Because you felt the need to critique someone's perfectly valid critique and accuse him of behaving in a way which he wasn't.

And that sh*t annoys the HELL out of me. :er:


----------



## cgipson1 (Jul 9, 2012)

amolitor said:


> He stuck a winky smiley face on the end of his remark, and you don't think his remark was "characterized by levity"? Really?
> 
> Also, I think Charlie might be an adult and fully capable of defending his own remarks. Just sayin'



Usually when people who don't know me, choose to judge me on a comment I have made, I just ignore it... since they don't know me!   I am amazed and happy to have such lovely friends (Emily Rose and Jess) defending me this way!


----------



## cgipson1 (Jul 9, 2012)

Ladies, while I really do appreciate the fact that you are defending me, and trying to educate someone.... it really is not necessary. (and it has sort of hijacked the the OP's thread... although I am sure she is amused by the whole thing!)  

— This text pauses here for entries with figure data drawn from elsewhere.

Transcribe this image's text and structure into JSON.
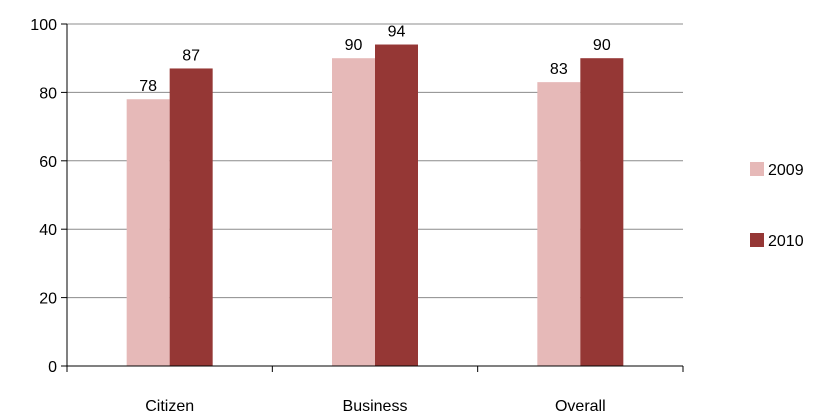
{
  "chart_data": {
    "type": "bar",
    "title": "",
    "xlabel": "",
    "ylabel": "",
    "categories": [
      "Citizen",
      "Business",
      "Overall"
    ],
    "series": [
      {
        "name": "2009",
        "values": [
          78,
          90,
          83
        ],
        "color": "#E6B9B8"
      },
      {
        "name": "2010",
        "values": [
          87,
          94,
          90
        ],
        "color": "#953735"
      }
    ],
    "ylim": [
      0,
      100
    ],
    "yticks": [
      0,
      20,
      40,
      60,
      80,
      100
    ],
    "grid": true,
    "legend": "right",
    "data_labels": true
  }
}
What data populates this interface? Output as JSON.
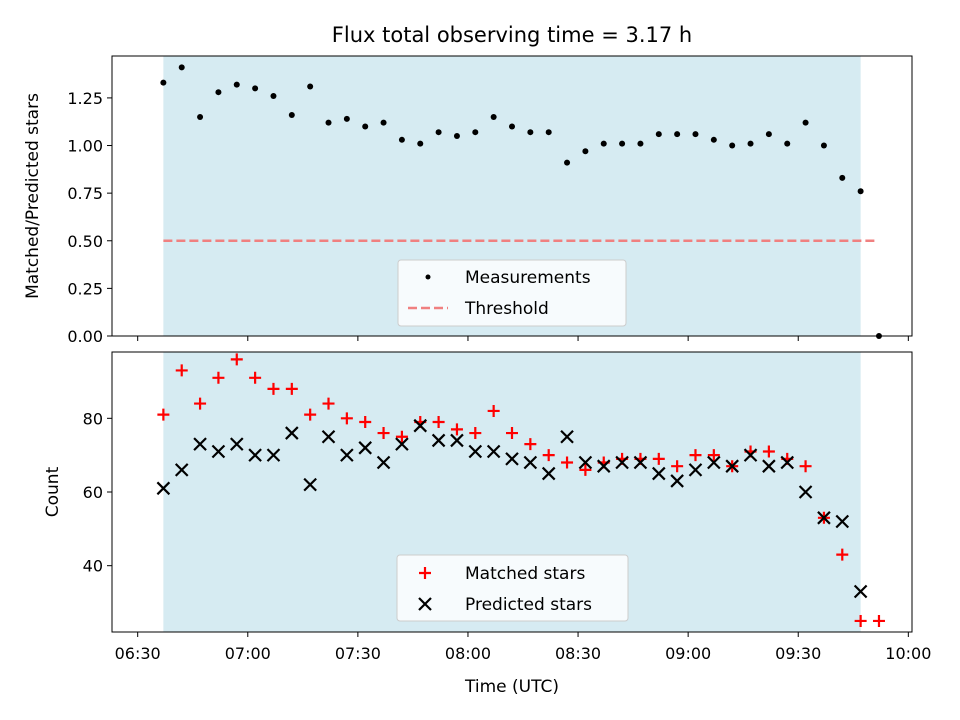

Lets just mellow... and get back to the party!


----------



## e.rose (Jul 9, 2012)

cgipson1 said:
			
		

> Ladies, while I really do appreciate the fact that you are defending me, and trying to educate someone.... it really is not necessary. (and it has sort of hijacked the the OP's thread... although I am sure she is amused by the whole thing!)
> 
> Lets just mellow... and get back to the party!



For the record... It was completely coincidental that it was to your defense that I came.  If it were anyone else I would have done the same


----------



## cgipson1 (Jul 9, 2012)

e.rose said:


> cgipson1 said:
> 
> 
> 
> ...



I am well aware of that! It is just that you did... even for me! Makes me feel less loathsome and atrocious!  

(seems like pretty ladies always have a disclaimer where I'm concerned!  lol)


----------



## The_Traveler (Jul 9, 2012)

cgipson1 said:


> I am well aware of that! It is just that you did... even for me! Makes me feel less loathsome and atrocious!



Don't feel that way.
In your absence we took a vote and it was unanimous that you are as loathsome and atrocious as ever.*

*Keep up the good work. * 

**flippant remarks by wereflippantallday.com (offices in NY, Tokyo and Abilene)*


----------



## allison_dcp (Jul 9, 2012)

cgipson1 said:


> Ladies, while I really do appreciate the fact that you are defending me, and trying to educate someone.... it really is not necessary. (and it has sort of hijacked the the OP's thread... *although I am sure she is amused by the whole thing!)
> 
> *Lets just mellow... and get back to the party!


yup


----------



## cgipson1 (Jul 9, 2012)

The_Traveler said:


> cgipson1 said:
> 
> 
> > I am well aware of that! It is just that you did... even for me! Makes me feel less loathsome and atrocious!
> ...




Thankee Lew!  Just to keep my reputation intact:


----------



## cgipson1 (Jul 9, 2012)

allison_dcp said:


> cgipson1 said:
> 
> 
> > Ladies, while I really do appreciate the fact that you are defending me, and trying to educate someone.... it really is not necessary. (and it has sort of hijacked the the OP's thread... *although I am sure she is amused by the whole thing!)
> ...


----------



## The_Traveler (Jul 9, 2012)

cgipson1 said:


> The_Traveler said:
> 
> 
> > cgipson1 said:
> ...



Charlie, that's a side of you I've never seen before!

Thankfully.


----------



## cgipson1 (Jul 9, 2012)

The_Traveler said:


> cgipson1 said:
> 
> 
> > The_Traveler said:
> ...



Yea.. I wuz beein Flippant!  <Giggle>!


----------